Ebstein anomaly is a congenital disease of often uncertain cause.
Environmental factors  implicated in etiology include the following:

Maternal ingestion of lithium in first trimester of pregnancy
Maternal benzodiazepine use
Maternal exposure to varnishing substances
Maternal history of previous fetal loss
Risk is higher in whites than in other races.


Treatment of Ebstein anomaly is complex and dictated mainly by the severity of the disease itself and the effect of accompanying congenital structural and electrical abnormalities. Treatment options include medical therapy, radiofrequency ablation, and surgical therapy.

Antibiotic prophylaxis for infective endocarditis
Medical therapy for heart failure - Angiotensin-converting enzyme (ACE) inhibitors, diuretics, and digoxin
Arrhythmia treatment - Medical treatments such as anti-arrhythmic drugs or radiofrequency ablation of the accessory pathways
Curative therapy of SVT with radiofrequency ablation is currently the treatment of choice.
The success rate is lower than that in patients without significant structural heart disease.
Factors associated with lower likelihood of success include the following:
Accessory pathways located along the atrialized right ventricle
Multiple accessory pathways
Complex geometry of the pathways
Abnormal morphology of the endocardial action potentials in this region.

Surgical care

Surgical care includes correction of the underlying tricuspid valve and right ventricular abnormalities, correction of any associated intracardiac defects, palliative procedures in early days of life as a bridge to more definitive surgical treatment later, and surgical treatment of associated arrhythmias.

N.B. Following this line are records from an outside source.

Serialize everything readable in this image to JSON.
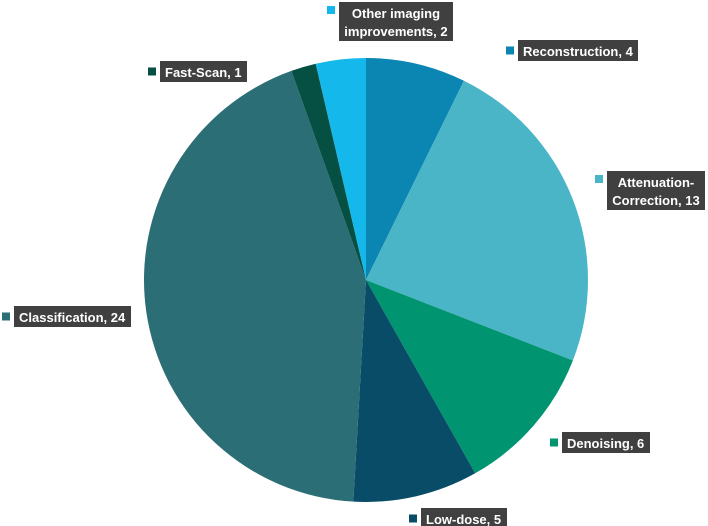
{
  "chart_data": {
    "type": "pie",
    "title": "",
    "slices": [
      {
        "label": "Reconstruction",
        "value": 4,
        "color": "#0b86b3",
        "label_text": [
          "Reconstruction, 4"
        ]
      },
      {
        "label": "Attenuation-Correction",
        "value": 13,
        "color": "#4ab5c7",
        "label_text": [
          "Attenuation-",
          "Correction, 13"
        ]
      },
      {
        "label": "Denoising",
        "value": 6,
        "color": "#009470",
        "label_text": [
          "Denoising, 6"
        ]
      },
      {
        "label": "Low-dose",
        "value": 5,
        "color": "#084c67",
        "label_text": [
          "Low-dose, 5"
        ]
      },
      {
        "label": "Classification",
        "value": 24,
        "color": "#2b6e76",
        "label_text": [
          "Classification, 24"
        ]
      },
      {
        "label": "Fast-Scan",
        "value": 1,
        "color": "#064f43",
        "label_text": [
          "Fast-Scan, 1"
        ]
      },
      {
        "label": "Other imaging improvements",
        "value": 2,
        "color": "#14b8ea",
        "label_text": [
          "Other imaging",
          "improvements, 2"
        ]
      }
    ],
    "start_angle_deg": 0,
    "direction": "clockwise",
    "legend": "none",
    "data_labels": "outside-with-leader-markers"
  }
}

Complete repair of Ebstein anomaly in symptomatic neonates has been shown to be feasible, with good early and late survival and excellent functional status.

Indications for surgery are generally as follows:

New York Heart Association (NYHA) class I-II heart failure with worsening symptoms or with a cardiothoracic ratio of 0.65 or greater NYHA class III-IV heart failure.
History of paradoxical embolism
Significant cyanosis with arterial O2 saturation of 80% or less and/or polycythemia with hemoglobin of 16 g/dL or more
Arrhythmias refractory to medical and radiofrequency ablation

Generally, the trend is to perform surgery earlier rather later in the course of heart failure.

Various approaches are available to treat structural abnormalities.
Tricuspid valve repair is preferred over valve replacement, and bioprosthetic valves are preferred over mechanical prosthetic valves.
The atrialized portion of the right ventricle can be resected surgically, and the markedly dilated, thin-walled right atrium can be resected.
Associated septal defects may be closed.

Palliative procedures include creation of atrial septal defect, closure of tricuspid valve with plication of the right atrium, and maintenance of pulmonary blood flow through aortopulmonary shunt. Palliative procedures usually are reserved for severely ill infants with otherwise dire prognosis.

Left ventricular dysfunction should not be considered a contraindication to tricuspid valve surgery. In these patients, although early mortality is greater with tricuspid valve surgery, the late results are favorable and left ventricular function seems to improve postoperatively.

Functional status improves after surgery.

Surgical treatments of arrhythmias include the following:
Ablation of the accessory pathways
Maze procedure for atrial arrhythmias

Cardiac transplantation is appropriate in selected patients.